I’m 20-something and I publicly identify as a lesbian. I’m primarily into women, and I’m only interested in relationships with women, but I’m sometimes attracted to men and have enjoyed sex with men in the past. This worked great pre-pandemic, but now, with no dating prospects, I find myself attracted to a male friend/coworker. He’s 30-something, single, straight and we’ve hung out a few times since Covid (outside, while socially distanced). Neither of us has a management role at work, and we’re in different departments and rarely interact professionally. So, hypothetically, the coworker part wouldn’t be an ethical issue if we get involved.
I have a feeling he’d be down for a casual pandemic thing, but I have no idea how to broach this subject. He’s a respectful person and he’s not going to flirt with me since I identify as gay. How do I flirt with him without endangering public health, messing up our friendship or making our work situation incredibly awkward if he’s not into me?
— Craving Organic Viable Earthly Touching
There’s no way to ensure that a sexual and/or romantic relationship with a coworker won’t end badly. But if your relationships and breakups are generally drama-free, COVET and if this guy’s relationships and breakups are mostly drama-free, I think you should tell him how you feel. Ask him if he’s interested in finding a Covid-19 sex buddy, and if he is, tell him you would like to apply for the position.
People who find themselves attracted to coworkers need to be thoughtful about power dynamics and cognizant of company policies where workplace romance is concerned. And it sounds like you are thoughtful and neither of you have power over each other and are unlikely to ever be in positions of power over each other.

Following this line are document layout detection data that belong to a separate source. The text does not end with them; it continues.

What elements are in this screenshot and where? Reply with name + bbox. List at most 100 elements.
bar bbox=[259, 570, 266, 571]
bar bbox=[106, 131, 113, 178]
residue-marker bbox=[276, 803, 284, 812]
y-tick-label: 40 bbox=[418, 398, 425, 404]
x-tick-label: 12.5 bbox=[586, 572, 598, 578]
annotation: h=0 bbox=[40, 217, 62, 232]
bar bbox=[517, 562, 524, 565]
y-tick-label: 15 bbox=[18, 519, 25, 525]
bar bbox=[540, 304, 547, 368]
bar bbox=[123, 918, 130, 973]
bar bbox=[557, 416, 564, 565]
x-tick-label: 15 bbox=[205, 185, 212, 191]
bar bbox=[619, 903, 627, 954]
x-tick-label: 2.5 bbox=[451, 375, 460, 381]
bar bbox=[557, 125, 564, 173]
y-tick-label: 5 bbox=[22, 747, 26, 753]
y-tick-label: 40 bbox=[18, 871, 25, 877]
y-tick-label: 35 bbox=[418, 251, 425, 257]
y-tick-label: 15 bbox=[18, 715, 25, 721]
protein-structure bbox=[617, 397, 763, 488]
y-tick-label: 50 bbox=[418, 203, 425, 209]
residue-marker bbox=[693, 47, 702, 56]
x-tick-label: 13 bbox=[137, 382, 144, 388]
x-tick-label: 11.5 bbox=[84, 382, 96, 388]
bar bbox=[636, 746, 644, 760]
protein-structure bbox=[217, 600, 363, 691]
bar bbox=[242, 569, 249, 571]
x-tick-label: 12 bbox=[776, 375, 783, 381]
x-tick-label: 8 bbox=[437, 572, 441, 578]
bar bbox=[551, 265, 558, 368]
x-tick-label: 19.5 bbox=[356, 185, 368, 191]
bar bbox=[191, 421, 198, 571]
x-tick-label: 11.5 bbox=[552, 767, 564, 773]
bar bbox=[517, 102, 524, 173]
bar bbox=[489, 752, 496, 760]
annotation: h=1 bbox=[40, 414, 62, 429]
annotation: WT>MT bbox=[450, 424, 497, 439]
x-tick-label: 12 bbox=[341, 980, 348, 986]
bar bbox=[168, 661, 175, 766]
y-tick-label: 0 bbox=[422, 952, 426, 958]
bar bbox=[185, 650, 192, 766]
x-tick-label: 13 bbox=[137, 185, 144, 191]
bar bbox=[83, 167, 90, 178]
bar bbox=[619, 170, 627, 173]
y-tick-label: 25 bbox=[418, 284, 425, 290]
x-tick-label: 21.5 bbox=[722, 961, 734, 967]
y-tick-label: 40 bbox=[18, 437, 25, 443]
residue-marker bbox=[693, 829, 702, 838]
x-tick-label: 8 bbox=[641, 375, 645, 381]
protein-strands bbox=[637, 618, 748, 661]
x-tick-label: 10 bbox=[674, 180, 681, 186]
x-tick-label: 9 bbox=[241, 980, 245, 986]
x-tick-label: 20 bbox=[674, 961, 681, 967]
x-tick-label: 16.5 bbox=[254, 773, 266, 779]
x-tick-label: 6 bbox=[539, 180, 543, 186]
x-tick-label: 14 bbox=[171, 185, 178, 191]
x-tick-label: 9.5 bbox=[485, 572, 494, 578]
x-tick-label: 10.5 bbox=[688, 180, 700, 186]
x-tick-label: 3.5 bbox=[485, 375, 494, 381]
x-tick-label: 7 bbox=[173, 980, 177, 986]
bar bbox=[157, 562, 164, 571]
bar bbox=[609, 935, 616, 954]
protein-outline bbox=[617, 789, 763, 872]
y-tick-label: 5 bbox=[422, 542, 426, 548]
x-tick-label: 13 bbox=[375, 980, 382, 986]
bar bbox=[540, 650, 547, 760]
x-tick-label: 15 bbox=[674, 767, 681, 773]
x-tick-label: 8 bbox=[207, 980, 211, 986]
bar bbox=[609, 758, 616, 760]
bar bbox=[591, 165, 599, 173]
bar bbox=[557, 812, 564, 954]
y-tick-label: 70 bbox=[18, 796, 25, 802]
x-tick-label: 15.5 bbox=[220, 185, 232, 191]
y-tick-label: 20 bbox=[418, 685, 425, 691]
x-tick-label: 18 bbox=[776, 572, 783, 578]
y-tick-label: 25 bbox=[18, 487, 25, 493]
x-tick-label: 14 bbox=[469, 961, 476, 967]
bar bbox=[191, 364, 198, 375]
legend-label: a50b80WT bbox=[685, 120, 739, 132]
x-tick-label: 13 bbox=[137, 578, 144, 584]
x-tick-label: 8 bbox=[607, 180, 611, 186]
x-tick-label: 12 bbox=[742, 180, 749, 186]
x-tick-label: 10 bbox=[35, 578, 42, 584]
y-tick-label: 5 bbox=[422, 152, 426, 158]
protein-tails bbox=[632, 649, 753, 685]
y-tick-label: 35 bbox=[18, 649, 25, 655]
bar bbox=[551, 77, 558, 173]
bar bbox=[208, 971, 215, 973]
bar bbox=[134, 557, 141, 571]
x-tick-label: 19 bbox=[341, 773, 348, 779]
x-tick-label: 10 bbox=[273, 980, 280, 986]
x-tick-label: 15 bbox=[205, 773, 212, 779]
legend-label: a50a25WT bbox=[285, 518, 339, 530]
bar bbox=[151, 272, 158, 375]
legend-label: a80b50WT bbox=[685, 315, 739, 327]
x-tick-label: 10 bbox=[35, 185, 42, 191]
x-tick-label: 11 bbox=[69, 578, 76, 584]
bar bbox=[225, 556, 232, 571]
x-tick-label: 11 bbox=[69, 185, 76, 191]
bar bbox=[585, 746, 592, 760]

If he’s up for being your Covid-19 sex buddy, swear to each other you’ll handle the inevitable end with grace and compassion. For while awkwardness can’t be avoided, COVET, stupid and unnecessary drama can. It’s been my experience that promising in advance to act like grownups ups the chances of everyone acting like grownups. Similarly, saying, “Well, this might get awkward,” in advance of awkwardness or, “This is awkward,” if things get awkward, reduces awkwardness by at least half.